On February 1, 2016, the landmark Sepur Zarco trial began in Guatemala. The case involves two military officers who are accused of committing sexual violence and domestic and sexual slavery against 15 Mayan Q’eqchi’ women at the former Sepur Zarco military base during the armed conflict in the 1980s. Other charges include homicide and enforced disappearances. Prosecutors are treating these crimes as international war crimes. The case is being heard before High Risk Tribunal A, and is being presided over by Judge Yassmín Barrios.
It is very uncommon for the perpetrators of sexual violence to be held accountable, especially in conflict contexts. While Guatemala has made important strides in addressing war crimes committed in the past, this is the first time the courts are hearing a case of sexual violence, and it is the first time ever that a case of sexual and domestic slavery is being prosecuted in a domestic court.
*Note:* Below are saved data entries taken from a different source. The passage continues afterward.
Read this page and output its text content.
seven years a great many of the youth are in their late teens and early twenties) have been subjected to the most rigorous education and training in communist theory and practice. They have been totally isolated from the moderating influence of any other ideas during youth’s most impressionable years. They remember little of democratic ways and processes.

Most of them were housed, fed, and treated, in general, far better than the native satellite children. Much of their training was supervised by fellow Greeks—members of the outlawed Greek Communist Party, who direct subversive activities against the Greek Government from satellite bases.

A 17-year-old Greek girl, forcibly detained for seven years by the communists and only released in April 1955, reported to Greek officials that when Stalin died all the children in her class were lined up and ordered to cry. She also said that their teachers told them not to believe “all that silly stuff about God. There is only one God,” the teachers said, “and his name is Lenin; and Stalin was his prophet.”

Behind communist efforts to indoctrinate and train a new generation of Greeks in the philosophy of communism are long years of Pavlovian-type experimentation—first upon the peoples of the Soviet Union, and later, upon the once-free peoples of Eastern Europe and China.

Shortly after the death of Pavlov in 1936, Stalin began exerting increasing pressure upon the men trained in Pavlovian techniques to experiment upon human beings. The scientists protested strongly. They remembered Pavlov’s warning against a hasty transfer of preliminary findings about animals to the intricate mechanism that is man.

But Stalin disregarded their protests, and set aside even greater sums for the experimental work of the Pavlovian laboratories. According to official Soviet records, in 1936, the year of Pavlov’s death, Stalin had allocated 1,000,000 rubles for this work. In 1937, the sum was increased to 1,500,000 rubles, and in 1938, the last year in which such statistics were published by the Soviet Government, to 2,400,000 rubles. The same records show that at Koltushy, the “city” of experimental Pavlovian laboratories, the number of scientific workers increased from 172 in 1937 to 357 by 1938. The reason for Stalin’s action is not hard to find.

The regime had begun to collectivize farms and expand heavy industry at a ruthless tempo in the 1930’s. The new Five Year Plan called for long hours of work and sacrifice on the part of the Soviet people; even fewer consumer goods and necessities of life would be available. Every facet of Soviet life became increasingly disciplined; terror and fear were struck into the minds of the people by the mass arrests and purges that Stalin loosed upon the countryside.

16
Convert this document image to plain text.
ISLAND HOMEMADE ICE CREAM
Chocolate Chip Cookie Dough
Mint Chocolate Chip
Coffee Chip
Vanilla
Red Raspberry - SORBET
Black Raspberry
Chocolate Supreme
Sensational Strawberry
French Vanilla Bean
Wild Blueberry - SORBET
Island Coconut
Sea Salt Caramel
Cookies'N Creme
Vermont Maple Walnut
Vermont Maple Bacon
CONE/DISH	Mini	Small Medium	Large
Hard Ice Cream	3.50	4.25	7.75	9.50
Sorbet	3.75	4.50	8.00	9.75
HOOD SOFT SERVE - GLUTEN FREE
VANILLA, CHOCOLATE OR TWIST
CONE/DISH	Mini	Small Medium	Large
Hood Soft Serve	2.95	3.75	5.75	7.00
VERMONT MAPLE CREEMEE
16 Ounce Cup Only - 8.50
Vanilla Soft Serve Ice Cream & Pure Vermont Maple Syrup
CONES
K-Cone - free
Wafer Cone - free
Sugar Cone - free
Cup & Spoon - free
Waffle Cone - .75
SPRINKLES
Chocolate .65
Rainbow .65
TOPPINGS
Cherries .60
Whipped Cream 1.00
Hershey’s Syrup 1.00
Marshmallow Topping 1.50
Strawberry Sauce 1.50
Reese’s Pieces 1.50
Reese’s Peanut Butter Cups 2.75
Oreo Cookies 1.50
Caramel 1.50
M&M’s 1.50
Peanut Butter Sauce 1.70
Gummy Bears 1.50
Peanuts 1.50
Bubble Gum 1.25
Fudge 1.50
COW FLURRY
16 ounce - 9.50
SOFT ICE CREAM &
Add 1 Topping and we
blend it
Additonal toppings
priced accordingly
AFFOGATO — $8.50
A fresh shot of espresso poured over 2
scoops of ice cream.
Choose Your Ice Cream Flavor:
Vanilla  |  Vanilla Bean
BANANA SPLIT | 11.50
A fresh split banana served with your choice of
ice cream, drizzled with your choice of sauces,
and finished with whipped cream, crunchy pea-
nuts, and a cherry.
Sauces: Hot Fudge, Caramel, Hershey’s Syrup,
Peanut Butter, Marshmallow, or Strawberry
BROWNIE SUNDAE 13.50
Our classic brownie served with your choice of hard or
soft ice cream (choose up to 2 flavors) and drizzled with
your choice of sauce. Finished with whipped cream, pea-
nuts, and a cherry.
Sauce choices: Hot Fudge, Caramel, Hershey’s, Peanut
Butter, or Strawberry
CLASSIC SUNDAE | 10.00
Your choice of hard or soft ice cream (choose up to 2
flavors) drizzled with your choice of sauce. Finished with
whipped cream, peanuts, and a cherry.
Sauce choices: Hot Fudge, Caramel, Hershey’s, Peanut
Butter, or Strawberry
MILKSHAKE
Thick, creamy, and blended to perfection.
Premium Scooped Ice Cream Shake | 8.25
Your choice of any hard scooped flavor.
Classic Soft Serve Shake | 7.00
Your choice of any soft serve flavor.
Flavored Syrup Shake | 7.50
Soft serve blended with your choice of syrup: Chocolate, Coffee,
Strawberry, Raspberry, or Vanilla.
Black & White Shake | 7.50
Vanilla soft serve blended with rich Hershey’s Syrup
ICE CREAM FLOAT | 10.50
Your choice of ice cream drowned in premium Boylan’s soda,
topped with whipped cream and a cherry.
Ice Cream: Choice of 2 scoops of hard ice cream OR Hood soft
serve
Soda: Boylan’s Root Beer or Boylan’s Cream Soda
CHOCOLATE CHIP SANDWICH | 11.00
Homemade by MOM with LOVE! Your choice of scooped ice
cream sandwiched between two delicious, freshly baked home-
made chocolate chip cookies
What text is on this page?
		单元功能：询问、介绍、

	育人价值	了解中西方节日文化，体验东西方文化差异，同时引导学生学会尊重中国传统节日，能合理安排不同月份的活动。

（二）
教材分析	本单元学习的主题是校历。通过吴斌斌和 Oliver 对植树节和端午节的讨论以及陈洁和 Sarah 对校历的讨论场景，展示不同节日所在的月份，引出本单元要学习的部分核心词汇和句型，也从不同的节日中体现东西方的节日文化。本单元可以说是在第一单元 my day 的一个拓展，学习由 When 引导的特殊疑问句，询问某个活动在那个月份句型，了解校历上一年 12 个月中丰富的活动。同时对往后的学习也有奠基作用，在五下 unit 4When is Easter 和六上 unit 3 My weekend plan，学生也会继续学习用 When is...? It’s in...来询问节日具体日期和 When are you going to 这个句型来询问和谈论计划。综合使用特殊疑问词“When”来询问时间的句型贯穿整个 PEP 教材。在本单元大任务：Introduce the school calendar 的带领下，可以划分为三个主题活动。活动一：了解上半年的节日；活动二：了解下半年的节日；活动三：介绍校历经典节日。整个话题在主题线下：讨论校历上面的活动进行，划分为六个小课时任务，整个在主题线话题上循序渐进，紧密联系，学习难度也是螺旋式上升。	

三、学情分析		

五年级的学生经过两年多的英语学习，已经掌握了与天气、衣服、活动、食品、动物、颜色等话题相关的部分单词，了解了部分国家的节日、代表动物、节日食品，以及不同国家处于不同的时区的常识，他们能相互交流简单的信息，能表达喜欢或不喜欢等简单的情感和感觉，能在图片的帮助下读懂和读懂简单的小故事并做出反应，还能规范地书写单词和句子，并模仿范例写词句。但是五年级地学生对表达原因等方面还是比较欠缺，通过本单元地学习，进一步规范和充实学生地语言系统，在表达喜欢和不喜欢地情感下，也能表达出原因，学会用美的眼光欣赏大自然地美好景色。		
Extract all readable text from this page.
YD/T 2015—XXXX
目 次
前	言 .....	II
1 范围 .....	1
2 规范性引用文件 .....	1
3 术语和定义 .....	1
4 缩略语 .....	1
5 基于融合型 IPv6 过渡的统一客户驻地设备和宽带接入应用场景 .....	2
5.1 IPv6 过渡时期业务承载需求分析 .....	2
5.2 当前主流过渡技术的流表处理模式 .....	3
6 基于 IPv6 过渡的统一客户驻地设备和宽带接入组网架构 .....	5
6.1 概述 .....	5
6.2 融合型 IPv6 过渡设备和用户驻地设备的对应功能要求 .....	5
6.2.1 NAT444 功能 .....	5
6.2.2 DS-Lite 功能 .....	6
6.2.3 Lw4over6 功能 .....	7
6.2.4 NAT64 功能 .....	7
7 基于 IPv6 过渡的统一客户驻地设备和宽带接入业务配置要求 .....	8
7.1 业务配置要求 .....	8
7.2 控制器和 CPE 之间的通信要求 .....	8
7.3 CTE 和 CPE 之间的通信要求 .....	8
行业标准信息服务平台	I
Breaking the silence for these kinds of crime is of the utmost importance for the victims, who have been waiting for justice for more than three decades, and for society, to acknowledge the terrible crimes committed by the state against vulnerable populations. In this sense it is of great important to highlight the valor and perseverance of the survivors. Their willingness to speak publicly about the terrible crimes committed against them—repeated rapes, gang rapes, among others. It is also important to highlight the work of the Breaking the Silence Alliance, a coalition of organizations that have worked closely with victims to heal individual and collective trauma and seek truth, justice and reparation for the victims, and the work of the Guatemalan Public Ministry, in bringing the Sepur Zarco case forward.
The Sepur Zarco trial is an important litmus test for the Guatemala justice system. Will it be up to the task of meting out justice for these terrible crimes? Or will it fall victim to the pressures of powerful elites unwilling to harbor any challenge to their claims that they did no wrong?